Sep 13, 2012 Issues: Sequester

 

Washington, DC – Today Maryland Congressman Chris Van Hollen, Ranking Member of the House Budget Committee, spoke on the House floor in opposition to the Republican sequester replacement bill that does not take a balanced approach to deficit reduction. Video of his remarks is available here and the transcript is below:

“Thank you, Mr. Speaker. This is really quite a charade we’re engaged in here today on the House of Representatives’ floor. Let’s just flash back a year to how we got to this spot. At that time, our Republican colleagues threatened that the United States would default on its full faith and credit, that we wouldn’t pay the bills that we already incurred – that this Congress had already voted for – and threatened to tank the economy unless we passed their version of the budget, the Ryan budget, the budget that came out of the House Budget Committee. So in order to prevent the United States from defaulting, everybody got together, the House, the Senate, the President, and they passed the Budget Control Act.

“To hear our Republican colleagues today, you’d think they had nothing to do with the Budget Control Act.

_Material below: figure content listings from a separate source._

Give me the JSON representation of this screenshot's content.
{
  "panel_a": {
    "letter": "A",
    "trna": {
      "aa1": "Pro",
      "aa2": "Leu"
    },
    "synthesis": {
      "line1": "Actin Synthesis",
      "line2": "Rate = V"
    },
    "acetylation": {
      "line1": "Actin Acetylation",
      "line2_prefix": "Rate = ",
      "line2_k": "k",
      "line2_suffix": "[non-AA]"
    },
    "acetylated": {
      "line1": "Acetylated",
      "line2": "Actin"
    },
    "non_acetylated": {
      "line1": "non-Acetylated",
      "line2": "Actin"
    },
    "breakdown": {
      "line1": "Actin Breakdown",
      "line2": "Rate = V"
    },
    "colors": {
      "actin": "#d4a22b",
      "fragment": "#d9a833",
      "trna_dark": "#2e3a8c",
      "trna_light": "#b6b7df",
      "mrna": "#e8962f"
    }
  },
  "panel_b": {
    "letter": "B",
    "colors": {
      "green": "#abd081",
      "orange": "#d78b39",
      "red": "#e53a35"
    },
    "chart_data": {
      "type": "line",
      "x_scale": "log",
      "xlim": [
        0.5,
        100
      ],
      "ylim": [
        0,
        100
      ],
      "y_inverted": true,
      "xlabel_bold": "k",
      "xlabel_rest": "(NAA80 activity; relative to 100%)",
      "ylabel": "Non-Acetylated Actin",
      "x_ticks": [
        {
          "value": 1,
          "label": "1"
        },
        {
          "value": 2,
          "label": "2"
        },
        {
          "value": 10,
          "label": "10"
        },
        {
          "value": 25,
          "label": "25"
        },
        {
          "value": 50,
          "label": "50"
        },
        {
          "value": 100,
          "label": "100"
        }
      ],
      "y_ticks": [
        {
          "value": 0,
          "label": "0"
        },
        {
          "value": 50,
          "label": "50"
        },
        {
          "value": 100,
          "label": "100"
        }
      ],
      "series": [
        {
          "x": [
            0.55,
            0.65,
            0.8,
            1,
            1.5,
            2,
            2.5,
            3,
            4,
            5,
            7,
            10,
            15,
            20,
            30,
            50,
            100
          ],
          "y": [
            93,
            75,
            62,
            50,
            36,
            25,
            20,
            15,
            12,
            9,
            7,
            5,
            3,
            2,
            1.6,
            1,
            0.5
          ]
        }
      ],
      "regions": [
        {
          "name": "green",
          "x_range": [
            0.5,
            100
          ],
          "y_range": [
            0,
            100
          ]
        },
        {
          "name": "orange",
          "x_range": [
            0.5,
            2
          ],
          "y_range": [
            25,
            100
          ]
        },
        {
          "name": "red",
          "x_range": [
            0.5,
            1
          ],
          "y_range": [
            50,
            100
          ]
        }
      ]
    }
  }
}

We heard the chairman of the Budget Committee, Mr. Ryan, on television the other day saying, well I don’t really, you know – he didn’t want to associate myself with that and the reality is he voted for it, the Speaker of the House said he got 98 percent of what he wanted. Here’s the Speaker of the House after we passed the Budget Control Act, “I got 98 percent of what I wanted. I’m pretty happy.”

“So now we’re faced with the consequences of the Budget Control Act. What did it do? Two things. It cut spending, discretionary spending, over 10 years by $1 trillion, by putting in spending caps. And it created a sequester process.

“Now, there’s agreement in this House that allowing the meat-ax sequester cuts to take place would be a really stupid thing to do. There’s agreement on that. The issue is, how do we replace that? How do we achieve a similar amount of deficit reduction to replace that sequester?

“We hear our Republican colleagues say there’s no leadership from the President, they haven’t heard any alternatives. That’s just not true. There are lots of alternatives that have been put on the table. They just don’t like the alternatives. And you know why? Because the Democratic alternatives to the sequester, and the one put forward by the President, take the same balanced approach that’s been recommended by bipartisan commissions.

“They say that in order to tackle our deficit we should make additional cuts, but we should also eliminate a lot of special interest tax breaks for big oil companies, that we should ask the very wealthy to go back to paying a little bit more in taxes – about what they were paying when President Clinton was president, the last time we balanced our budget. So the President has submitted that. In fact, a year ago the President sent down a plan – right here – on how we could take a balanced approach to deficit reduction.

“Just yesterday in the Rules Committee, on behalf of my Democratic colleagues, we proposed a substitute that would totally have replaced the sequester. Again, through a mix of cuts – cutting some of the excessive agriculture subsidies. But also raising revenue by cutting some of the big breaks for big oil companies and asking the wealthiest to chip in a little bit more.

“So our Republican colleagues, who say they want a big open debate on the floor here, they denied us even a vote on that amendment. We’re not going to vote today on that amendment. Instead we’re voting on this resolution that, even if we pass it and the Senate passes it and the President were to sign it, it would do nothing about the sequester. Nothing. That’s why I said that this is a charade.

“So we had an option to bring to the floor of this House a real substitute proposal, that if we passed it would have removed the sequester – made sure there are no cuts to defense and nondefense on the sequester. We don’t get to vote on that today. Instead we’re voting on something that’s totally meaningless.

“They say they’re going to ask the President to submit a report to Congress. He’s already done it. He did it a year ago. They just don’t like it. Because it takes a balanced approach, because it does ask big oil companies to give up some of their big taxpayer subsidies.

“So, Mr. Speaker, let’s end the charade. The moment our Republican colleagues come to the conclusion that it’s more important to protect defense spending than it is to protect special interest tax breaks for big oil companies, we can move on and deal with this in a balanced way. The same way bipartisan commissions have recommended. And I reserve the balance of my time.”